2. Install RHEL 8.5 on the bastion disk (replace values with appropriate values of your environment):

   virt-install --name bastion \
   --memory 8192 \
   --vcpus 4 \
   --disk /mnt/bastion-mnt/images/bastion-disk.qcow2 \
   --location http://redhat-dvd-hosting-server.corp/redhat/s390x/RHEL8.5-latest/DVD/ \
   --os-variant "rhel8.5" \
   --network "network=default,mac=02:9B:16:BB:BB:BB" \
   --network "network=macvtap-10-bridge,mac=02:9B:17:BB:BB:BB" \
   --initrd-inject "/root/bastion.ks" \
   --extra-args "inst.ks=file:///bastion.ks" \
   --noautoconsole

3. Shut down the bastion guest and dump the xml guest description to the highly available SCSI disk:

   virsh shutdown bastion
   
   virsh dumpxml bastion > /mnt/bastion-mnt/bastion-guest.xml
   
   virsh destroy bastion
   virsh undefine bastion

4. To make sure the selinux labels are correct, everything under /mnt is relabelled:

   restorecon -R -v '/mnt'

Adding the KVM guest as cluster resource

1. Before adding the KVM guest as resource to the cluster, make sure all OpenShift LPARs can reach each other via SSH, for example (perform on all OpenShift LPARs):

   ssh-keygen
   ssh-copy-id root@halp01
   ssh-copy-id root@halp02
   ssh-copy-id root@halp03

   Note: This is a prerequisite for the VirtualDomain resource option migration_transport=ssh (see next step). This option means that when a KVM guest is moved to a different LPAR ssh is used for communication.

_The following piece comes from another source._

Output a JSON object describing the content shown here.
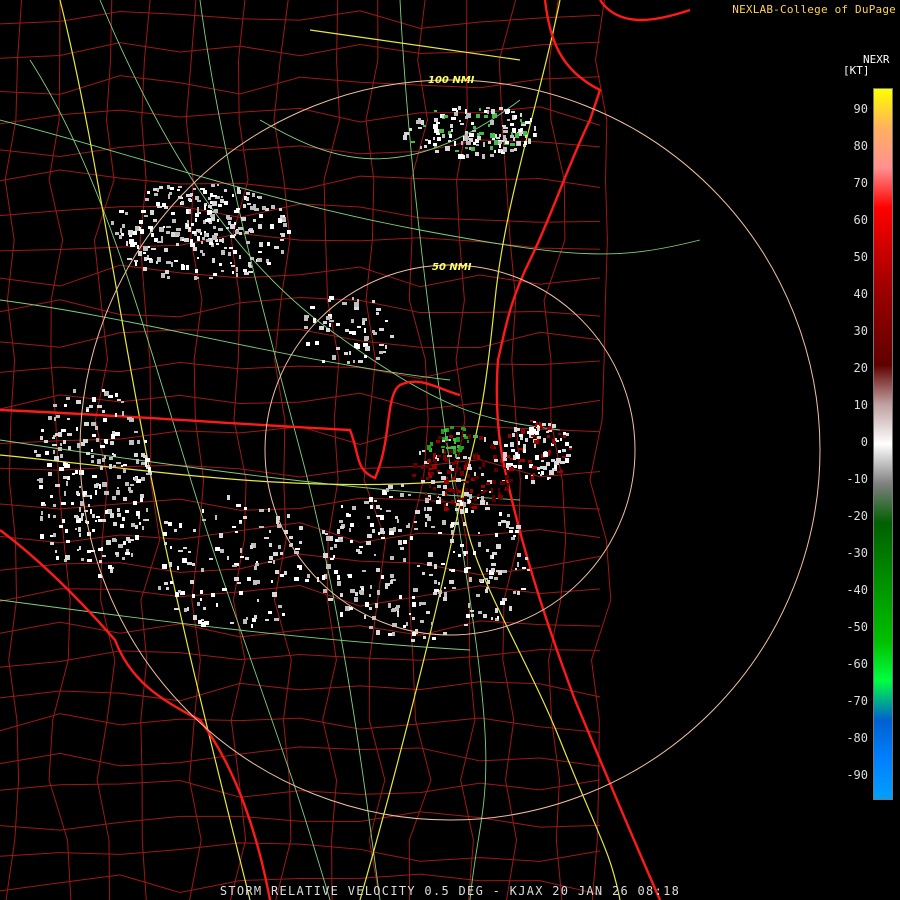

2. Add the KVM guest as VirtualDomain resource to the high availability cluster by performing the following step on the OpenShift LPAR that has all the storage from above attached:

   pcs resource create bastion-guest \
       ocf:heartbeat:VirtualDomain \
       config="/mnt/bastion-mnt/bastion-guest.xml" \
       hypervisor="qemu:///system" \
       migration_transport="ssh" \
       meta allow-migrate=false \
       --group bastion-group

Congratulations, you just made your first KVM guest highly available.